Observation operator complexity#

  • SM: direct extraction from state_p using a precomputed index.

  • GRACE: aggregating — all gridcell values within the GRACE footprint are summed and averaged, then the temporal mean is subtracted to produce a TWS anomaly. thisobs%id_obs_p(1, g) maps each gridcell g to its observation (inverse of the usual convention).

Follow the SM pattern for C point observations; follow the GRACE pattern if observations represent spatial averages over a large footprint.

Coverage checks and error specification#

GRACE discards observations where fewer than a minimum number of gridcells lie within the support radius (important near coastlines). SM and C point observations do not need this, but consider rejecting observations over water bodies or outside the CLM domain.

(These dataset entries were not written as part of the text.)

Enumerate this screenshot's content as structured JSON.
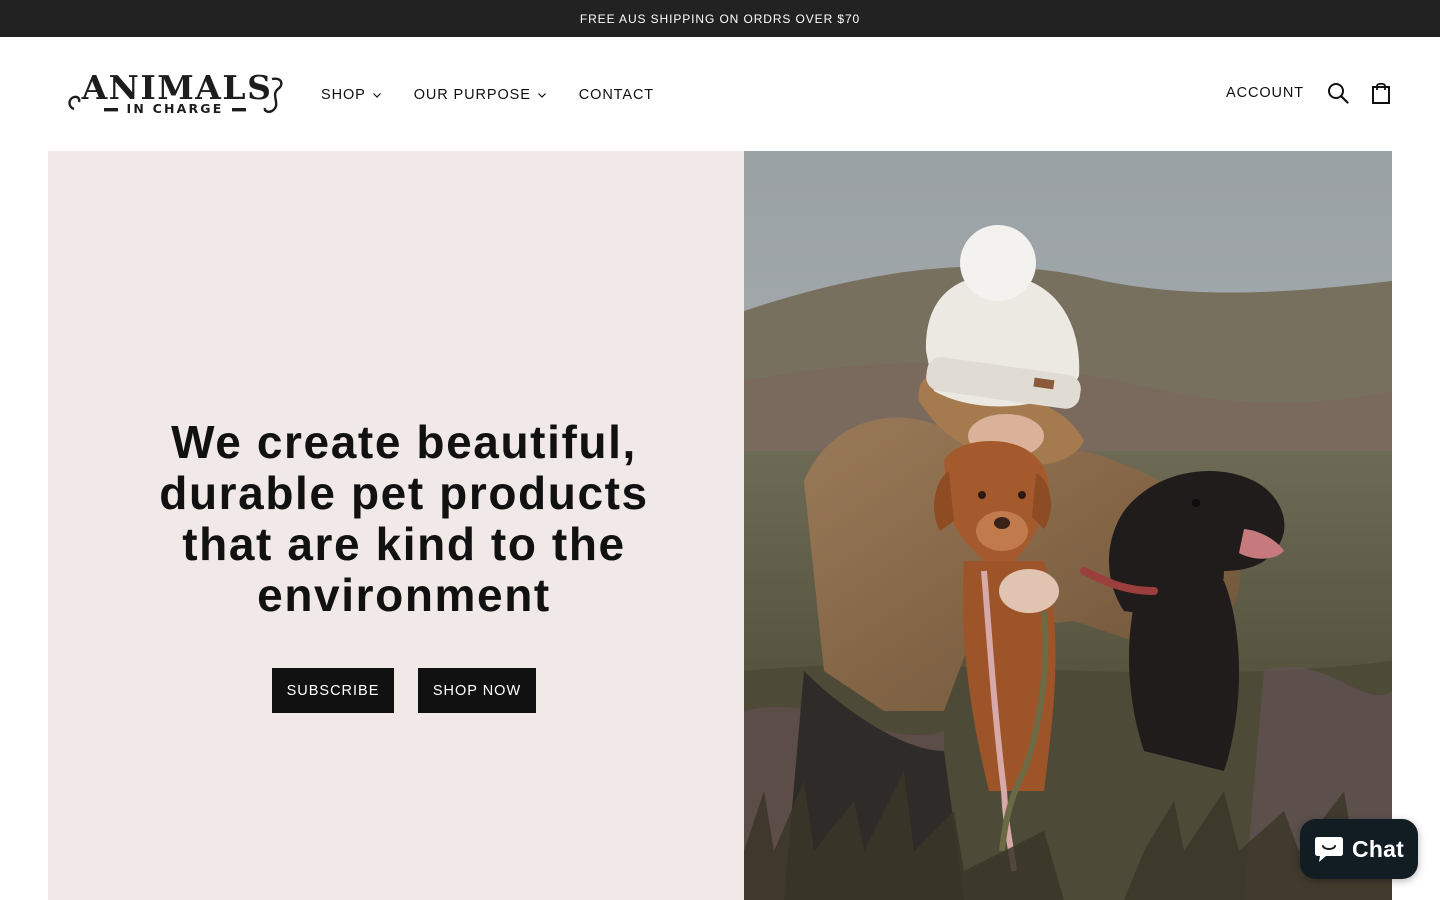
{
  "announcement": {
    "text": "FREE AUS SHIPPING ON ORDRS OVER $70"
  },
  "logo": {
    "line1": "ANIMALS",
    "line2": "IN CHARGE"
  },
  "nav": {
    "items": [
      {
        "label": "SHOP",
        "has_dropdown": true
      },
      {
        "label": "OUR PURPOSE",
        "has_dropdown": true
      },
      {
        "label": "CONTACT",
        "has_dropdown": false
      }
    ]
  },
  "header_actions": {
    "account_label": "ACCOUNT",
    "search_icon": "search-icon",
    "cart_icon": "shopping-bag-icon"
  },
  "hero": {
    "heading": "We create beautiful, durable pet products that are kind to the environment",
    "subscribe_label": "SUBSCRIBE",
    "shop_now_label": "SHOP NOW",
    "background_color": "#f1e9e8",
    "image_subject": "woman in white beanie hugging a red and a black labrador in heather field"
  },
  "chat": {
    "label": "Chat",
    "icon": "chat-bubble-icon"
  },
  "colors": {
    "announcement_bg": "#222222",
    "button_bg": "#111111",
    "chat_bg": "#111c23"
  }
}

Error specification is controlled by multierr: constant (multierr=0), per-observation from obserr_clm (multierr=1), or full covariance matrix from obscov_clm (multierr=2).


Assimilating Multiple Observation Types at the Same Timestep#

The framework generates a state vector for each type individually before the assimilation, some things would need to be adapted when mutliple observation types are assimilated at the same timestep. Currently, one observation file only consists of one observation type. As SM observations are usually assimilated at noon and GRACE observations are assimilated at the end of the month at midnight, this should not provide any problems.